Friday, December 18, 2009

Should We Forget the Iranians?

For the second time this year, the Iranian people have spoken through the ballot box. And once again, their voice was not heard.

As Michelle Moghtader over at niacINsight explains, Time Magazine has given the shaft to the Iranian people. According to Moghtader, more than 536,000 people voted that the Iranian protesters should be named Person of the Year, outnumbering the second and third runners up combined. Yet not only did Time overlook the Iranian protesters for Person of the Year, they didn't even include them on the shortlist of runners up.

Admittedly, Time never promised to adhere to the online poll and one could certainly argue that the eventual winner, Ben Bernanke, deserves the title. Nonetheless, to not even include the Iranian protesters on the shortlist seems, in the words of Moghtader, nothing short of "disheartening."

She continues:

Perhaps Time didn’t realize the impact that this award could have had for the Iranian people [...]Honoring them would have shown Iran that the world is still watching; as a result, putting pressure on the government to reform its behavior. The Iranian people want to be part of the international community, but how can they, especially if we fail to recognize them?

While I'm not certain it's the role of Time to make political points, they certainly missed an opportunity to make a difference in the lives of all Iranian people. I can't imagine what it's like to face down baton-wielding basij in the street, but I can imagine what it's like to know that you're not alone in this struggle for freedom, to know that the world is with you against tyranny.

Person of the Year or not, Iranians must know America is with them. All Americans have watched the Iranian people in their struggle for the very rights we have struggled for throughout our history: to live our lives, to enjoy our liberties, and to pursue our happiness.

Yet at the same time, I am concerned that we Americans might act brashly in a clumsy attempt to show our solidarity. Or even worse, some policymakers might seek to use the righteous cause of the Iranian people for unrighteous ends.

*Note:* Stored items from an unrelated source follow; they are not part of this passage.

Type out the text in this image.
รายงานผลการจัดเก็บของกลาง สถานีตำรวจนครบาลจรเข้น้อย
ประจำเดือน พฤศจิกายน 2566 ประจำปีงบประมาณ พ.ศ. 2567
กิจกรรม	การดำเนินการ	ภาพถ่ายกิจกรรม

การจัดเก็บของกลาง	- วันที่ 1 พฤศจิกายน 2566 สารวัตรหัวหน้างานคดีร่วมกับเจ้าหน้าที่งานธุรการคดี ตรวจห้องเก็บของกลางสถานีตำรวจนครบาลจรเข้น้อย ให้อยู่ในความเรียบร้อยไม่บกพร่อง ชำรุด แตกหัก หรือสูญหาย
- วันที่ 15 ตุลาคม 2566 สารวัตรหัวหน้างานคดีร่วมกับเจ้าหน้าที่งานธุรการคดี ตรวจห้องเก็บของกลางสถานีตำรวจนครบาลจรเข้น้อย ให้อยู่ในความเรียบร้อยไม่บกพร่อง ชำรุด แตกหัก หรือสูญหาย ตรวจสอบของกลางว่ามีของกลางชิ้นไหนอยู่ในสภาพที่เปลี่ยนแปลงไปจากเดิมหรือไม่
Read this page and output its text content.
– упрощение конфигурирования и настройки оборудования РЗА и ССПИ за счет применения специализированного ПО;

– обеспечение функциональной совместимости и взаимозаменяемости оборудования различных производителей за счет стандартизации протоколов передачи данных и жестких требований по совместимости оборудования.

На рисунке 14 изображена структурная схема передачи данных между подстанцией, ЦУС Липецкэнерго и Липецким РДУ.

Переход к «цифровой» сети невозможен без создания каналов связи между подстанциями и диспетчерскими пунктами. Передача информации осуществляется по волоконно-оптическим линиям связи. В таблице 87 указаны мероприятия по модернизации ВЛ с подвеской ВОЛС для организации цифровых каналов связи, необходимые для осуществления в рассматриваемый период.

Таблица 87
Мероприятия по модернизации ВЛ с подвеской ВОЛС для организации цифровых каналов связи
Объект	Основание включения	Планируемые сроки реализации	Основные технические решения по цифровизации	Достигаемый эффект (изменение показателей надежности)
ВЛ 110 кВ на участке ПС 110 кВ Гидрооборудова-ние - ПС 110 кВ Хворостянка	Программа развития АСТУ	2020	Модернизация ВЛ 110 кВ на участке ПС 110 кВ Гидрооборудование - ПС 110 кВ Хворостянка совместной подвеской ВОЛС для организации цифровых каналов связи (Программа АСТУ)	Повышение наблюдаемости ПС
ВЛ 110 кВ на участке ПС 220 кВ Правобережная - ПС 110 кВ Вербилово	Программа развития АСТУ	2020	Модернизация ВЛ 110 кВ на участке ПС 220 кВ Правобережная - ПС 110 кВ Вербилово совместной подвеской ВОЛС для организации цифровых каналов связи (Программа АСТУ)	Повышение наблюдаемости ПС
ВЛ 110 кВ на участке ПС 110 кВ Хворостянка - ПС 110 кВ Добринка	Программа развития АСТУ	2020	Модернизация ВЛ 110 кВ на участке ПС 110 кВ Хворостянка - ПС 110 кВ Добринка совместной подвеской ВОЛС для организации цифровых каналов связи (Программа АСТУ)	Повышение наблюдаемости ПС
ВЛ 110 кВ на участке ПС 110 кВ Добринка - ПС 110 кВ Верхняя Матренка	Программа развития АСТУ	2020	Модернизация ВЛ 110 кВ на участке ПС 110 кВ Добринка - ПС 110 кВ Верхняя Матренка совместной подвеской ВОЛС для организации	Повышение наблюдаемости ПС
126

Already, the House has overwhelmingly passed the Iran Refined Petroleum Sanctions Act that Iran experts know won't work and the Green Movement has rejected as harmful to the Iranian people. Meanwhile, some are calling "the case for using force in Iran [...] a slam dunk." It's hard to imagine how the Iranian opposition could benefit from not being able to heat their homes, let alone when bombs are falling on their heads.

Of course, there are more nuanced and thoughtful policy ideas out there, but it's not clear that reason will win the day. Given the choice between doing something harmful and doing nothing at all, we must choose the latter. Ultimately, if America cannot express our solidarity wisely, then perhaps it would be better if, like Time Magazine, we forget all about the Iranian protesters.